Manufactured Truth

I am not what you expect when you see someone like me. You expect people who can’t mask easily. You expect a stereotype. You expect something that doesn’t exist. You expect someone who doesn’t exist. You expect someone who can’t exist; someone who is in one piece, someone unfractured, not scattered to the wind and unsteady.

Because wearing a mask, you are not two people, one with and one without. Every time I mask, I am someone different for someone different. I’m a charlatan, really. Selling an act for anyone who will look. Begging them to come look at the act I’m putting on, even if they don’t know they’re in the audience.

Hey, it’s all a part of the magic! I can’t ruin the illusion. Don’t pay attention to the gaps, the cracks, the slips and the skips— because there’s no way I can keep up with those, either. Just watch my hands, the movement of my body, listen to what I say — pay no attention to the details, leave those to the Devil; leave those to those better suited to set those affairs in order, who are so well acquainted with them, people like me.

When you pull the curtain away, it all becomes clear. Trying to stay safe made a liar out of me.
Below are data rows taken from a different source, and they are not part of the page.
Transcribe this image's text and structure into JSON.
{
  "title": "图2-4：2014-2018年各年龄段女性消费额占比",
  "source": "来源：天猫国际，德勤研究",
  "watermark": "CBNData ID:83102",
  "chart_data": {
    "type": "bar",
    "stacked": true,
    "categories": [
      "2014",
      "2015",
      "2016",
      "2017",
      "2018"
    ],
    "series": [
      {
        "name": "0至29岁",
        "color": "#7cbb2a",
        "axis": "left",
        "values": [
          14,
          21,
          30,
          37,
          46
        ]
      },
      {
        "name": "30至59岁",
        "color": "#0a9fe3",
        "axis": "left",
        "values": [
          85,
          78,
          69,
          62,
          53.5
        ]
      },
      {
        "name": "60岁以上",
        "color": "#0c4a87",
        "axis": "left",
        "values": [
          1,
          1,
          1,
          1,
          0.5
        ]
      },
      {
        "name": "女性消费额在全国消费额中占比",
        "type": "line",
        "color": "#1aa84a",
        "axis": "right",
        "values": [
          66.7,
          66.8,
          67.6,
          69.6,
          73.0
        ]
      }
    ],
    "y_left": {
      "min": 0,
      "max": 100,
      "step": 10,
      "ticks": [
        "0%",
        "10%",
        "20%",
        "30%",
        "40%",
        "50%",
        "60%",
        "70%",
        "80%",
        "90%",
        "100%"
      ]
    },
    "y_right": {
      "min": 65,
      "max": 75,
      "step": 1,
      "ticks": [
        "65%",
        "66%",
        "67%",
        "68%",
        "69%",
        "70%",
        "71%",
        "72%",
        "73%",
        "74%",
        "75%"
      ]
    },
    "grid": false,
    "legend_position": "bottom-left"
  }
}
A liar and a coward, really. I was loose with my tongue in none of the ways that mattered, but all of the ways I thought would help. The naivety of the child’s brain forced to grow up too quickly; feeling like a snake slithering it’s way unseen in tall grass, but truly being observed from all sides. Even worse, that it was allowed to go on. Did people get some sort of sad fascination from watching me struggle to keep my dignity and secrets, but wearing them all on my sleeve by doing so? No matter. I have learned to hide my secrets well.

Now, to save myself from disappointment I don’t even try, sometimes. I justify it in my head by telling myself they don’t want me around and that it’s better this way. This is how your brain ‘saves’ you grief - you do not reach out for the connection you so obviously crave. You are a bystander in your own life.
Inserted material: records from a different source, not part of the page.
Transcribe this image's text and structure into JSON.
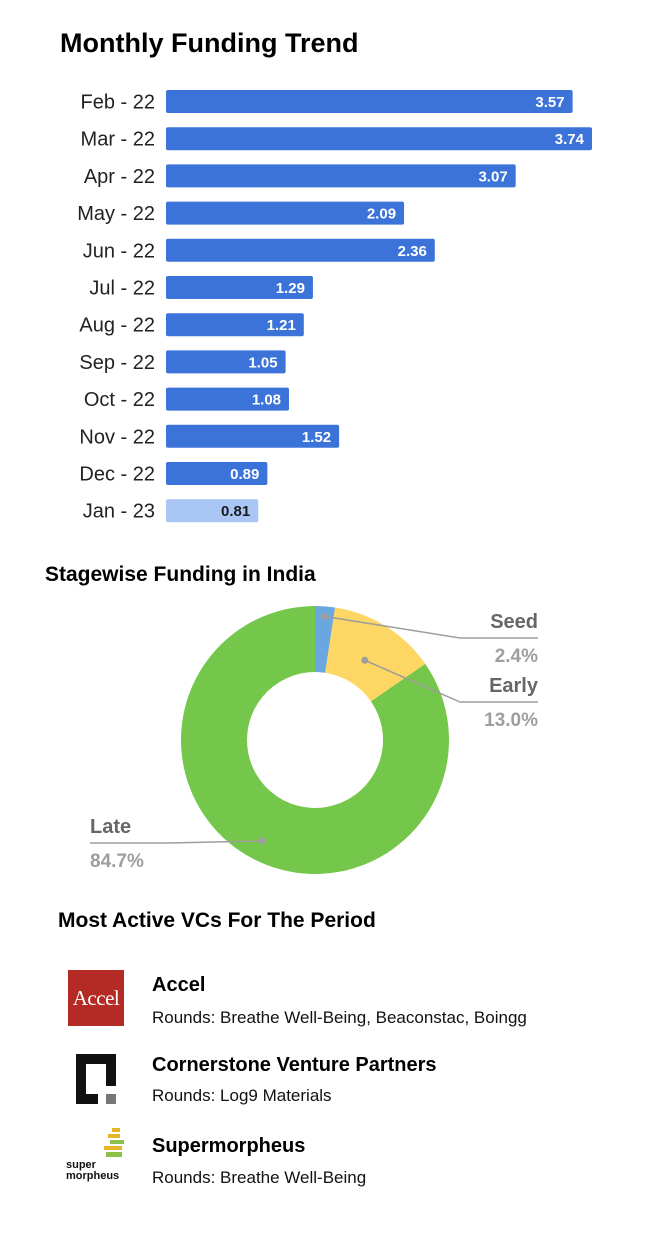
{
  "charts": {
    "bar_title": "Monthly Funding Trend",
    "pie_title": "Stagewise Funding in India"
  },
  "chart_data": [
    {
      "type": "bar",
      "orientation": "horizontal",
      "title": "Monthly Funding Trend",
      "categories": [
        "Feb - 22",
        "Mar - 22",
        "Apr - 22",
        "May - 22",
        "Jun - 22",
        "Jul - 22",
        "Aug - 22",
        "Sep - 22",
        "Oct - 22",
        "Nov - 22",
        "Dec - 22",
        "Jan - 23"
      ],
      "values": [
        3.57,
        3.74,
        3.07,
        2.09,
        2.36,
        1.29,
        1.21,
        1.05,
        1.08,
        1.52,
        0.89,
        0.81
      ],
      "value_labels": [
        "3.57",
        "3.74",
        "3.07",
        "2.09",
        "2.36",
        "1.29",
        "1.21",
        "1.05",
        "1.08",
        "1.52",
        "0.89",
        "0.81"
      ],
      "xlim": [
        0,
        3.74
      ],
      "grid": false,
      "colors": {
        "bar": "#3b73d9",
        "highlight": "#a9c6f5",
        "label": "#ffffff",
        "highlight_label": "#1a1a1a"
      },
      "highlighted_index": 11
    },
    {
      "type": "pie",
      "style": "donut",
      "title": "Stagewise Funding in India",
      "slices": [
        {
          "name": "Seed",
          "value": 2.4,
          "label": "2.4%",
          "color": "#6aa6e0"
        },
        {
          "name": "Early",
          "value": 13.0,
          "label": "13.0%",
          "color": "#fdd663"
        },
        {
          "name": "Late",
          "value": 84.7,
          "label": "84.7%",
          "color": "#74c74a"
        }
      ]
    }
  ],
  "vcs": {
    "title": "Most Active VCs For The Period",
    "items": [
      {
        "name": "Accel",
        "rounds": "Rounds: Breathe Well-Being, Beaconstac, Boingg",
        "logo_text": "Accel",
        "logo_icon": "accel-logo-icon",
        "logo_color": "#b42b26"
      },
      {
        "name": "Cornerstone Venture Partners",
        "rounds": "Rounds: Log9 Materials",
        "logo_icon": "cornerstone-logo-icon"
      },
      {
        "name": "Supermorpheus",
        "rounds": "Rounds: Breathe Well-Being",
        "logo_text_1": "super",
        "logo_text_2": "morpheus",
        "logo_icon": "supermorpheus-logo-icon"
      }
    ]
  }
}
They probably don’t even imagine the way your brain is spiraling every which way. They’re likely just enjoying each other’s company, like you would like to be doing if your brain didn’t impose these barriers at every turn


My high school teachers, however, for the most part (to my knowledge, dismay and great confusion) had high expectations. They expected me to go far and do great things. I’m sure they all had very big ideas of what I would do and where I would go. I don’t know if it was into the bottom of an inkwell, but the feather flies where the wind bids.

I think they were worried, though. They worried very much about me and where I would end up and oh, their expectations. No, I’m not in college now and no, I’m not pursuing that degree I was going to. They had imagined a different life for me, I believe, one contingent on me graduating high school and going to college and moving out of my parents house and suddenly, miraculously, getting better.

Fantasies are so easy to manufacture for yourself when you no longer are faced with the object of them. They can imagine I’m anywhere, doing anything, so long as we don’t speak, so long as I don’t shatter the illusion. And frankly, I don’t care to — don’t need to. I would rather not shatter my illusions either — the ones where they are still proud of me, which will stay untouched if I do not say a word to them otherwise. Maybe they would not change their minds, but I much prefer to brace for disappointment rather than expect the best, and to avoid that reaction altogether.

No, I’m not where I expected to be, either; but my expectations were borne of needing to be what I thought others wanted of me, for my own sake.

Now, I don’t know where I will be, but I will end up somewhere that is better for myself. Maybe when I can gain more control over my illnesses, I will consider school. If I gain a foothold over poverty. If, if, if. And very big ifs - not things that are easily conquered.

I cannot do much. There is little I can change. This has been all I’ve known for a long time. But I can write, I can control my narrative, I can control myself. I can be better than anyone ever was to me.